Pascua florida. Y verdaderamente la dehesa se mostraba deslumbrante en la foto movida desde el coche, donde las manchas amarillas de la retama, violetas del cantueso y rojas de las amapolas nos guiaban de nuevo a casa. La primera cara conocida, nada más llegar, fue la de Antonia, serena, que con esa sonrisa a medias de los del norte comentó la columna del miércoles pasado, la de las mujeres en la cárcel (siempre olvidadas) y, sin esperarlo, con naturalidad, nos invitó a conocer su casa.
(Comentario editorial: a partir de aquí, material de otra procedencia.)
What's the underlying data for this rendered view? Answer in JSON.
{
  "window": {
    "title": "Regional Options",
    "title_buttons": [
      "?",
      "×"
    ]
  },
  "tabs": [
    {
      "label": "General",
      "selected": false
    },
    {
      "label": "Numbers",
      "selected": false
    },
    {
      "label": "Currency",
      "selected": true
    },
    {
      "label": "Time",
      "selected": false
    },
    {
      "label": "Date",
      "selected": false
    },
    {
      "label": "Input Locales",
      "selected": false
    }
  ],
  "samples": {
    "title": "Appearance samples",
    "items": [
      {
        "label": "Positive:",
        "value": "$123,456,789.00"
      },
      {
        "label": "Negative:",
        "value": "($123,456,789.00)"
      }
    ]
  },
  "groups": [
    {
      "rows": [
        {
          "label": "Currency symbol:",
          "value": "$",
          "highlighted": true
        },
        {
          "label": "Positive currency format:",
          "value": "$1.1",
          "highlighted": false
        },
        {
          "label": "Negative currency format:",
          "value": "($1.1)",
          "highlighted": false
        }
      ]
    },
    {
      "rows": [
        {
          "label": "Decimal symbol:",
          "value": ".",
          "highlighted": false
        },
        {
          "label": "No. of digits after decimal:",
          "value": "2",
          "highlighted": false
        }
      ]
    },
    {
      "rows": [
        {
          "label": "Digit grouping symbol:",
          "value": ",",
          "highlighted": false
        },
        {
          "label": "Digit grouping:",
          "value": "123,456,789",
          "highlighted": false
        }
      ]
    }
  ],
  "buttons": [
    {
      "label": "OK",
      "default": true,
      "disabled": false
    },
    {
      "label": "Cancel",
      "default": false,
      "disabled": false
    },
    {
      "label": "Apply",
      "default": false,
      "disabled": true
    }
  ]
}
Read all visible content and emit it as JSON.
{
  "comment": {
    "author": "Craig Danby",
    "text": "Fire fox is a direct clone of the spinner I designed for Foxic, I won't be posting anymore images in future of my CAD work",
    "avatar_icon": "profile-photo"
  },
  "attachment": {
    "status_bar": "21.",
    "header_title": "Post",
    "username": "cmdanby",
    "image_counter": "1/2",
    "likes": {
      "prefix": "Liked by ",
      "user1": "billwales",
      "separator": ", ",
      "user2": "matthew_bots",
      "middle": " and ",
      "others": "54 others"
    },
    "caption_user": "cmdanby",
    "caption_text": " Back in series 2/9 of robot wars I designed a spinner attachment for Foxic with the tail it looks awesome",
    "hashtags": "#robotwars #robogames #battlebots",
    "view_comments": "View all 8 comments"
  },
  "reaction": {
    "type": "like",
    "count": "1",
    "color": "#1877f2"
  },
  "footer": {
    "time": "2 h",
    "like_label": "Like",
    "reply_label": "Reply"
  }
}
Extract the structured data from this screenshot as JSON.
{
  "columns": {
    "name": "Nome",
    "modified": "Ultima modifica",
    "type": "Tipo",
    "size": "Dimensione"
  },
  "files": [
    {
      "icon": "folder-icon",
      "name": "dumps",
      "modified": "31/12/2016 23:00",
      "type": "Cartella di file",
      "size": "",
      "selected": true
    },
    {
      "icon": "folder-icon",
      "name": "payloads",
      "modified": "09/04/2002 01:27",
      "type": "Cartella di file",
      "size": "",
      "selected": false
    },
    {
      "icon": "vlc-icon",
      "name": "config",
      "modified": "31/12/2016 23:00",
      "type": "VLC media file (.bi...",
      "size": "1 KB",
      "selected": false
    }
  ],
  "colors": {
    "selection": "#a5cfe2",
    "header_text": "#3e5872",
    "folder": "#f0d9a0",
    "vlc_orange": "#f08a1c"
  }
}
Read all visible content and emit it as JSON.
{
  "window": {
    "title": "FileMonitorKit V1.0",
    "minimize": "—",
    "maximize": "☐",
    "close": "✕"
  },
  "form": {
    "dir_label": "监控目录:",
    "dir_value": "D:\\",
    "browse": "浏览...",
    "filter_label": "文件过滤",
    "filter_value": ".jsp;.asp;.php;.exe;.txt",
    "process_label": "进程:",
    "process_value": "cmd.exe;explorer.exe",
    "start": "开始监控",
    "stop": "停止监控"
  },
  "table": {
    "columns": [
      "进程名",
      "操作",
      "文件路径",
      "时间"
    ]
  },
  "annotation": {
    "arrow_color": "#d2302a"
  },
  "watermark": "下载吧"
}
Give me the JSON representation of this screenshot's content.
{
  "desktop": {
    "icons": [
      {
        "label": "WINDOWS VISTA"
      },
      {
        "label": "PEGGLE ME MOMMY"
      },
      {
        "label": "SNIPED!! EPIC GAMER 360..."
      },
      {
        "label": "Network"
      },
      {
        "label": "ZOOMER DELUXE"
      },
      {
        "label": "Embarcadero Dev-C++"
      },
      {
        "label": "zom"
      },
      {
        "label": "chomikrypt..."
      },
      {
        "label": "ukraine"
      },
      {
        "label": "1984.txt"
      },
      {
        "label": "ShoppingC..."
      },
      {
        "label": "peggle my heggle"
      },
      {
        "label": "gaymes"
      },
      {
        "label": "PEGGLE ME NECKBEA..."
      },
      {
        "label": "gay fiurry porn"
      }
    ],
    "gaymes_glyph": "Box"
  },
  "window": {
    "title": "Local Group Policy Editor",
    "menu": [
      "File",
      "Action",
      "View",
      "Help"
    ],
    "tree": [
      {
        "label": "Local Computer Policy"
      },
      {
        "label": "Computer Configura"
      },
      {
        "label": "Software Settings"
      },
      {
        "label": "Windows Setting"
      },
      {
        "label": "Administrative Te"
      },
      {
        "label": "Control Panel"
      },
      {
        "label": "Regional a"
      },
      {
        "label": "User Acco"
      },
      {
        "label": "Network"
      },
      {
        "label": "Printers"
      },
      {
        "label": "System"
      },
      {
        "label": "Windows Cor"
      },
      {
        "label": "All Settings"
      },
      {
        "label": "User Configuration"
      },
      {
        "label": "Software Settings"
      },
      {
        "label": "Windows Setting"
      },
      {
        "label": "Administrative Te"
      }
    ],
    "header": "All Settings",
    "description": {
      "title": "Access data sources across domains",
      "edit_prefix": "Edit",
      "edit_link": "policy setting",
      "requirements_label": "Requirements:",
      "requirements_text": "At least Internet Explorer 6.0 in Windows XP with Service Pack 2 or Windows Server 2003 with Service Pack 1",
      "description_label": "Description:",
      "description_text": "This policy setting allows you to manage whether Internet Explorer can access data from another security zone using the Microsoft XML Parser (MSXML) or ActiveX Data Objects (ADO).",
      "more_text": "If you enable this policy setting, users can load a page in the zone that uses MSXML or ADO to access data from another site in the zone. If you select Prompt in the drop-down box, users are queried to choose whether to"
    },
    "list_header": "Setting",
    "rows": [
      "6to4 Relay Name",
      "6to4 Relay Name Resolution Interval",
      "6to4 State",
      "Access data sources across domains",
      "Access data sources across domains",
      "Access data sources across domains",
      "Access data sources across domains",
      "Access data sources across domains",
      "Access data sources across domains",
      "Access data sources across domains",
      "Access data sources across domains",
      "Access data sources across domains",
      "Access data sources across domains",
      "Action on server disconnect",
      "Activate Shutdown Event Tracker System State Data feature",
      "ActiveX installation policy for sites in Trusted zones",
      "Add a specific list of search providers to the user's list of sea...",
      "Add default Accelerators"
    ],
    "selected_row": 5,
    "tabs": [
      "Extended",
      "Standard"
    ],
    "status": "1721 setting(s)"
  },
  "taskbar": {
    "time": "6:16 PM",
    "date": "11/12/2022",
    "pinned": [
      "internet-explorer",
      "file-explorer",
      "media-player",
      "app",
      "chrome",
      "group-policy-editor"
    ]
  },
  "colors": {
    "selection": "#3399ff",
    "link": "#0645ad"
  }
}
Así, el mediodía del domingo me encontré alrededor de una mesa camilla con cinco mujeres, de Despeñaperros para arriba. Comparten piso, rezos y mucha faena desde las seis de la mañana cada día, enfrentándose y acarreando, sin mojigatería, con conocimiento, el dolor ajeno como una carga casi placentera, empapándolo de entrega, rezumando dulzura, como las torrijas lo hacen de miel cada semana santa. Contaron, respondiendo con paciencia a mis preguntas, que la orden hospitalaria San Juan de Dios, que desde 1537 se dedicaba principalmente al cuidado de los enfermos psíquicos por parte de monjes farmacéuticos, médicos o enfermeros, despareció en España a causa de la desamortización de Mendizábal, y cómo el encargado de su restauración, evidenció que nadie se ocupaba de las mujeres; abandonadas, ocultas, abocadas a vagar por las calles, a ser explotadas y a ejercer la prostitución. Dos amigas, generosas, tenaces, fuertes, como las que me lo explican, viviéndolo como si fuera hoy, convencieron y consiguieron que se creara una nueva congregación, la de Hermanas Hospitalarias del Sagrado Corazón de Jesús y, cruzando, lo que en aquel tiempo eran más que férreas fronteras, sacaron a la luz a las enfermas y les dieron cobijo, paliando con su cuidado, como una cataplasma caliente, el dolor escondido en sus mentes.

Mujeres olvidadas cuidan a mujeres olvidadas, que, como Virginia Wolf, atormentada por su locura, confesaba en su carta de suicidio, no poseen nada excepto la certeza de la bondad.